Genetically Modified Cell Therapy for the Reduction of Lung Injury

Lead Research Organisation: University College London
Department Name: Medicine

Abstract

Chronic lung diseases are extremely common. Many lung diseases cause destruction of the gas exchange surface of the lung (the lung parenchyma) making patients progressively breathless until they reach respiratory failure and die. Current medical interventions are failing these patients, leading to a search for new treatments.

It appears that the lung not only uses resident cells to affect repair after damage, but also recruits circulating cells from the bone marrow. We believe these cells may be used to deliver genetic therapies into the injured lung parenchyma. We have two major goals:
1. To determine which bone marrow cells are responsible for lung repair.
2. To use gene therapy to make our chosen population of bone marrow cells produce a growth factor, enhancing lung repair.

We believe the combined expertise of scientists and clinicians at the Centre for Respiratory Disease (UCL) and the Cellular and Gene therapy Unit (Institute of Child Health, UCL) will lead to novel treatments for a wide range of debilitating diseases including emphysema and lung fibrosis.

Technical Summary

Many common diseases of the gas exchange surface of the lung (the parenchyma) have no specific treatment but result in significant morbidity and mortality. Idiopathic Pulmonary Fibrosis (IPF) is characterized by alveolar epithelial cell injury, interstitial inflammation, fibroblast proliferation and collagen accumulation within the lung parenchyma. It has been recently discovered that post injury the lung not only uses resident cells but also recruits circulating bone marrow-derived cells (BMDC). However the source of these cells and the mechanism by which repair occurs is unknown. Keratinocyte Growth Factor (KGF) is a critical factor stimulating epithelial proliferation during lung repair. This proposal aims to examine the role of BMDCs in repairing acute parenchymal lung injury. We hypothesise that targeted therapy for lung injury could be performed based on the recruitment of a modified population of BMDCs that promote epithelial repair. We have three key objectives:
1. To determine the efficiency and time course of conditional lentiviral KGF expression in different BMDC populations.
2. To determine which sub-populations of BMDCs transduced with a conditional lentivirus expressing KGF increase type II pneumocyte proliferation in vitro and in vivo.
3. To determine whether the intra-tracheal or systemic delivery of bone marrow cell sub-populations over-expressing KGF can improve lung repair after injury.

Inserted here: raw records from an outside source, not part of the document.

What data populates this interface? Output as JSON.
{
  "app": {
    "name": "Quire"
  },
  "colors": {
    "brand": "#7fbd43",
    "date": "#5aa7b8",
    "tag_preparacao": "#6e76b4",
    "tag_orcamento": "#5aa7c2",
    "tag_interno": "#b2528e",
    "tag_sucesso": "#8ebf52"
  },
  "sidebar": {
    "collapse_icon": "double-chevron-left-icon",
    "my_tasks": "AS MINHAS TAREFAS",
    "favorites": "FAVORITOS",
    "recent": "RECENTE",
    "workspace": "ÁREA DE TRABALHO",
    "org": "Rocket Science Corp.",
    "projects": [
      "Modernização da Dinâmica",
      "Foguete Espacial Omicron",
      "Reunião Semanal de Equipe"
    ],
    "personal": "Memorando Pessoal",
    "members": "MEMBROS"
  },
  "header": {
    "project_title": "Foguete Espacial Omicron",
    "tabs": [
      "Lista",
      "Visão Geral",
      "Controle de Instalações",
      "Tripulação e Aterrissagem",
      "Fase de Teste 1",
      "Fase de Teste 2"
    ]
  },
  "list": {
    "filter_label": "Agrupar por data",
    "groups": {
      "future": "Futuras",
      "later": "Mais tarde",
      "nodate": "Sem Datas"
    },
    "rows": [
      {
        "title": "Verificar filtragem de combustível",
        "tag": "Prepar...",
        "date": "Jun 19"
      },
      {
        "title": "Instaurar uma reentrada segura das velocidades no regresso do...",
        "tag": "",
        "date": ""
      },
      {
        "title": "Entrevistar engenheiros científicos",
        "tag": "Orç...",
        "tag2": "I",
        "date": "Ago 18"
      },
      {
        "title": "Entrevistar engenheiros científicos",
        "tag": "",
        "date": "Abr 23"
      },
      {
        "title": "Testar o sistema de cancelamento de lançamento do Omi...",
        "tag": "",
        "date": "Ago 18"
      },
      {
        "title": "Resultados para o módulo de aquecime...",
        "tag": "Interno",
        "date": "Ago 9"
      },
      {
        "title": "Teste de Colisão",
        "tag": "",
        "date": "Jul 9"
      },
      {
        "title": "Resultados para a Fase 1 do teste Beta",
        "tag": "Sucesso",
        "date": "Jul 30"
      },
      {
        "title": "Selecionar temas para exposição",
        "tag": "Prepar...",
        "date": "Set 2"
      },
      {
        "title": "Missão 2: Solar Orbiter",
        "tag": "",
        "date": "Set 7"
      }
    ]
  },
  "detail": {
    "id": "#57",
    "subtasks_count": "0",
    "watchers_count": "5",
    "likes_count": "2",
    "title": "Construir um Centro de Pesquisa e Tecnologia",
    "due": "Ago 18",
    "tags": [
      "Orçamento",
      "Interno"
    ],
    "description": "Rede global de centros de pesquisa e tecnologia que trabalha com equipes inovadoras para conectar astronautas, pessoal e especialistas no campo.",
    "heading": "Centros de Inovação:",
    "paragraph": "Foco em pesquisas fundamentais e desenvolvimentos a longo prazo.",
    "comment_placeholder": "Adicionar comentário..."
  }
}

In preliminary data we show that haematopoietic stem cell transplants can deliver KGF to injured lung parenchyma resulting in type II pneumocyte proliferation and attenuation of bleomycin induced lung fibrosis. I wish to further characterise this effect and determine whether a sub-population of daughter cells could be used to the same effect without the necessity for bone marrow transplantation enabling a clinically useful therapy.

We will use established flow cytometry and cell culture techniques to culture haematopoietic stem cells, mesenchymal stem cells and macrophages and then transduce them with a tetracycline controlled lentivirus expressing KGF. I will then use transduced cells activated with doxycycline in vitro to examine type II pneumocyte mitogenic response. The cell sub-populations will then be systemically delivered, or in the case of macrophages both systemically and intra-tracheally, both with and without bleomycin-induced lung damage. Effects on type II cell proliferation and attenuation of lung damage will be assessed by lung morphology, inflammation and collagen load (hydroxyproline content).

We believe our proposal may lead to a completely novel cell based therapy and a new means of delivering gene therapy to the lung, improving the treatment of currently intractable diseases.